Camus traza un relato «con buenos sentimientos»; implicado en la verdad y «sin concesiones». Su  narrador proclama que «el único modo de luchar contra la peste es la honestidad». Rieux constata falta de medios sanitarios (médicos y suero), pero su firme exigencia no le impide dedicar 20 horas diarias a sus enfermos. Siente como propia su angustia, lamenta que la enfermedad suprima   valores, reivindica el amor a los demás («Este mundo sin amor es un mundo muerto»), se indigna porque no se puede enterrar a los fallecidos (¿les suena?)… El héroe  que niega Camus reflexiona sobre las razones de que las guerras y las pestes siempre cojan  desprevenidas a la  gente y avisa, ante la euforia del fin del confinamiento, que «esta alegría está siempre amenazada». «Puede llegar un día en que la peste por desgracia y enseñanza de los hombres despierte a sus ratas y las mande a morir en una ciudad dichosa».

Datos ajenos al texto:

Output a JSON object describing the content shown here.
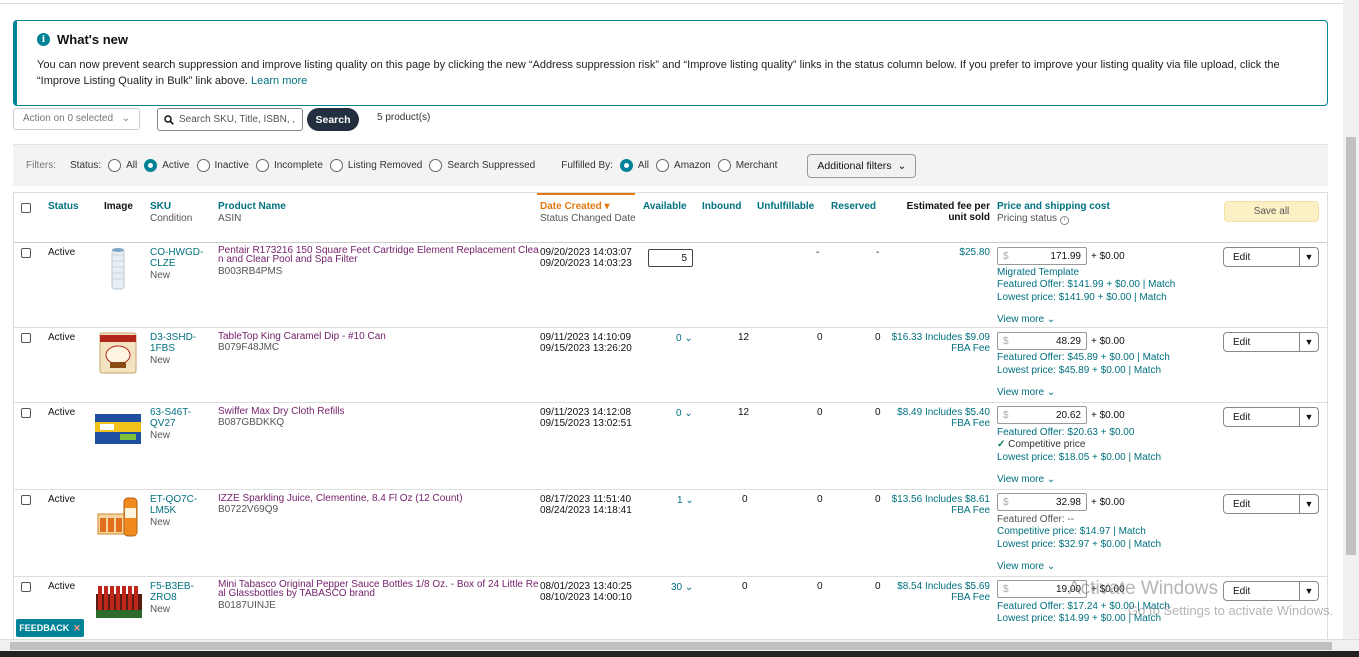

Camus escribió su gran crónica porque no era «de los que se callan», necesitaba testimoniar «en favor de los apestados», nos dejó «un recuerdo de la injusticia» y de la violencia, y extrajo una lección: «Hay en los hombres más cosas dignas de admiración que de desprecio». En una imposible próxima vida me gustaría ser capaz de escribir una crónica tan bella, comprometida y rigurosa como la del sanitario francés. Veo en ella el rostro de los que hoy luchan por nuestros enfermos. Su ternura con los más vulnerables es la mejor prueba de esa digna honestidad solidaria que contrasta con el asco que me producen los que juegan con la muerte para sacar réditos partidistas.